13. What choices does the judge have in granting custody or visitation rights?

The judge may give custody to one or both parents, or, in some cases, to another adult based on the
best interests of the child. Considerations include the child's health, safety and welfare, as well as any
history of abuse by one parent. For custody to be awarded to someone other than a parent, however,
the judge would have to believe that giving custody to either parent would be detrimental or harmful to
the children.

  • Joint legal custody. The parents share the right and responsibility to make important
    decisions about their children's health, education and welfare. Such decisions might include, for
    example, where the children will attend school or whether they should get braces on their teeth.

  • Sole legal custody. One parent has the right to make decisions related to the health,
    education and welfare of the children.

  • Joint physical custody. The children spend time living with each parent on a regular basis.
    This does not mean, however, that the children must spend equal amounts of time with each
    parent.

  • Sole physical custody. The child lives with one parent and the other parent has visitation.
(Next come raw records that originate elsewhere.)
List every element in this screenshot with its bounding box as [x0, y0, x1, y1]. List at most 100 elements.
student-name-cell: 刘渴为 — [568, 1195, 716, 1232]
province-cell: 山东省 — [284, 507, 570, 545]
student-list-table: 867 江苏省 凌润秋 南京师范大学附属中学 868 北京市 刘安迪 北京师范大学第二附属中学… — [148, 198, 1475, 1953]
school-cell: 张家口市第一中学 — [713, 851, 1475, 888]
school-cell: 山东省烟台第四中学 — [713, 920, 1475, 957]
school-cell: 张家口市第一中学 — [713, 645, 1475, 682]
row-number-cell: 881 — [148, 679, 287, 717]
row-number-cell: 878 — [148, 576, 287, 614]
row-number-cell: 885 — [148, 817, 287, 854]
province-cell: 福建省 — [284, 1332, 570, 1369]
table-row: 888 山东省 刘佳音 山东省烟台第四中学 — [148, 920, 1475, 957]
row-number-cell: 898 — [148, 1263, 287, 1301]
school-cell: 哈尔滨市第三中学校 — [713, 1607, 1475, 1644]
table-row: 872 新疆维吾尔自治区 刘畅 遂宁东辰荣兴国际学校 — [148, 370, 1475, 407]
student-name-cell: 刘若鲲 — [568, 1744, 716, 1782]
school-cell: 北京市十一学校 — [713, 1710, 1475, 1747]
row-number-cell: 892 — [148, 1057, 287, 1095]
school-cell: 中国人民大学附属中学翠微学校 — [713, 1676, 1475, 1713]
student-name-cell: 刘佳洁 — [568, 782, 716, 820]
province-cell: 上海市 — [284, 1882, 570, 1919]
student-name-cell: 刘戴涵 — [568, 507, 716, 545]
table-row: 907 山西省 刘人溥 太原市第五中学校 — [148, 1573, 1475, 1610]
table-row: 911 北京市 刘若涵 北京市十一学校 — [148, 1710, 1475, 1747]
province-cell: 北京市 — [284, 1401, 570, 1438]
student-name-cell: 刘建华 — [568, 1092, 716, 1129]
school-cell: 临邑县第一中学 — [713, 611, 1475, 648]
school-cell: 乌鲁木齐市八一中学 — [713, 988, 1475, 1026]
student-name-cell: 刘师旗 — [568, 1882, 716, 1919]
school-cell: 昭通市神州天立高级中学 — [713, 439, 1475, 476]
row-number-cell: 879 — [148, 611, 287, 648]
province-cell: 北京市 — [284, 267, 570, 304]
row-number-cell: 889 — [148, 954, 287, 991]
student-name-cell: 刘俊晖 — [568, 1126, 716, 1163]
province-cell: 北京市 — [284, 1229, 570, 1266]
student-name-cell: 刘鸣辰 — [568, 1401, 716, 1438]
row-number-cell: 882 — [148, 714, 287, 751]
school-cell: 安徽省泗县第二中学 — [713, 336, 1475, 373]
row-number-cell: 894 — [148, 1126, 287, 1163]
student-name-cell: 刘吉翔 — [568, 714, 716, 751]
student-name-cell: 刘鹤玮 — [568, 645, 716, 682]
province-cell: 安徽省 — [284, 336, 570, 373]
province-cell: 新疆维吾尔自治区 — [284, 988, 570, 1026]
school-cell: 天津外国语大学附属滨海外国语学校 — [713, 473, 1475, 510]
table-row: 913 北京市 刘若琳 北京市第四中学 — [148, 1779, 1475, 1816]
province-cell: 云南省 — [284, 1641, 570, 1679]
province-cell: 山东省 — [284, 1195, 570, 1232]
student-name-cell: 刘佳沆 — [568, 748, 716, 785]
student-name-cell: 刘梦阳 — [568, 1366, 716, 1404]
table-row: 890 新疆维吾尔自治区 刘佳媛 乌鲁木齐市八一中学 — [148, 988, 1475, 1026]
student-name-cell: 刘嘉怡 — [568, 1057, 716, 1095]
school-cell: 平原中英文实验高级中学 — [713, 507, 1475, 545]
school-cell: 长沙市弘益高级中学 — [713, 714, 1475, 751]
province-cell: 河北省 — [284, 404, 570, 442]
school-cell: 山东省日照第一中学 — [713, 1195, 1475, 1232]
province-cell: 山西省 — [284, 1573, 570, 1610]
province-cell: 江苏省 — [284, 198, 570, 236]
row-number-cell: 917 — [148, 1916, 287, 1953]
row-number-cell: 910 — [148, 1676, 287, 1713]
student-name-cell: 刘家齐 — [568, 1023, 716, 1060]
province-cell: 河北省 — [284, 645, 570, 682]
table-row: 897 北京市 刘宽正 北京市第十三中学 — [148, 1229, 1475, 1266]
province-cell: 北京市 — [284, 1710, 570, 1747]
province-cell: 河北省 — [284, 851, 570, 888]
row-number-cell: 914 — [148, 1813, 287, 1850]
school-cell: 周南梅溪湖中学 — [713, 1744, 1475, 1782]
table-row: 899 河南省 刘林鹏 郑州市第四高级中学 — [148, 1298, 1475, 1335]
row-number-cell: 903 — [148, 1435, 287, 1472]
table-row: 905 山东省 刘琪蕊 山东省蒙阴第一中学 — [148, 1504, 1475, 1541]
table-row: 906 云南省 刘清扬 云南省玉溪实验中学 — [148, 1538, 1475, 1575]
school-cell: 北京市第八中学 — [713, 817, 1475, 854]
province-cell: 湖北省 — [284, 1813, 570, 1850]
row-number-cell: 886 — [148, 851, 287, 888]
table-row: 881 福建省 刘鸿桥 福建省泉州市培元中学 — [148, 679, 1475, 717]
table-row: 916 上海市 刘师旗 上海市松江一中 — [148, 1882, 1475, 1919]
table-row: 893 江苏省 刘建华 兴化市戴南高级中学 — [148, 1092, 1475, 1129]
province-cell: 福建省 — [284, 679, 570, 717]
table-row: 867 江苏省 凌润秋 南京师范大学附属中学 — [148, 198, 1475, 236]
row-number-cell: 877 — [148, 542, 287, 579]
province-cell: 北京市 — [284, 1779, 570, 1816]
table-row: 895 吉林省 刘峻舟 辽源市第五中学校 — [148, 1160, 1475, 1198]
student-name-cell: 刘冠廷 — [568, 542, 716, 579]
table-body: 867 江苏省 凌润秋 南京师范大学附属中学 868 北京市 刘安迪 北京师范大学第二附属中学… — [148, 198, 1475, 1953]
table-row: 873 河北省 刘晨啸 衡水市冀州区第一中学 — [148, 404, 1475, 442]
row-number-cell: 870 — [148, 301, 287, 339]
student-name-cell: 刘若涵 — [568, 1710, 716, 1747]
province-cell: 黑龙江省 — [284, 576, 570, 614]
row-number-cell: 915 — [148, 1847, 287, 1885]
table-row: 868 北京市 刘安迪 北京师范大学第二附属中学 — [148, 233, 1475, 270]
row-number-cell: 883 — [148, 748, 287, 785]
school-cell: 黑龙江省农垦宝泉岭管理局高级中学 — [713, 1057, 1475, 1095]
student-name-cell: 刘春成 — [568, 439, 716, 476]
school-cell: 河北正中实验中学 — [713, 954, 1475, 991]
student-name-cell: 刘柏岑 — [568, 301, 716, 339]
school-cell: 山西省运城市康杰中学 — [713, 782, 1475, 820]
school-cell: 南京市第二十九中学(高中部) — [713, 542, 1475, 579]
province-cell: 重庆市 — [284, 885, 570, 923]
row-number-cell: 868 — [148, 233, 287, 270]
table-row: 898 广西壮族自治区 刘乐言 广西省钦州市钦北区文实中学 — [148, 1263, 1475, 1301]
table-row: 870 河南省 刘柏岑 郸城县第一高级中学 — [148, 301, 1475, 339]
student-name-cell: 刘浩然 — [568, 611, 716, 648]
Try to keep in mind that the actual time spent with your children is probably more important than the
legal terminology used to describe the arrangement. Also, the specifics of such custody orders can
vary. For example, a judge who orders joint legal and physical custody may name one parent as the
primary caretaker and one home as the primary residence. Or, a judge might order sole physical
custody to one parent and supervised or no visitation to the other if it appears that a parent may
present a threat to the child's welfare or safety. In addition, stepparents and grandparents may be
given visitation in certain circumstances. Be clear and specific in writing your parenting plan.

Law enforcement may help you enforce a custody or visitation order, if necessary. You will need a
certified copy of the order. Or, if you are unable to locate your child, you may seek assistance from
your local district attorney. The person violating the order could possibly, at your request, be found in
contempt of court. If the other parent won't obey the order and these suggestions don't work, you may
want to consult an attorney.

It is important, too, to remember that your custody plan can be changed if it doesn't work. If your
circumstances change, you can return to court and request a change in the parenting plan even if a
temporary or permanent order has already been established. The same procedures discussed in
question
#12 would apply to such a request.

Or, if you and the other parent can reach an agreement, you may submit it to the judge and ask for a
court order. Judges often approve changes even without a hearing if you both request them.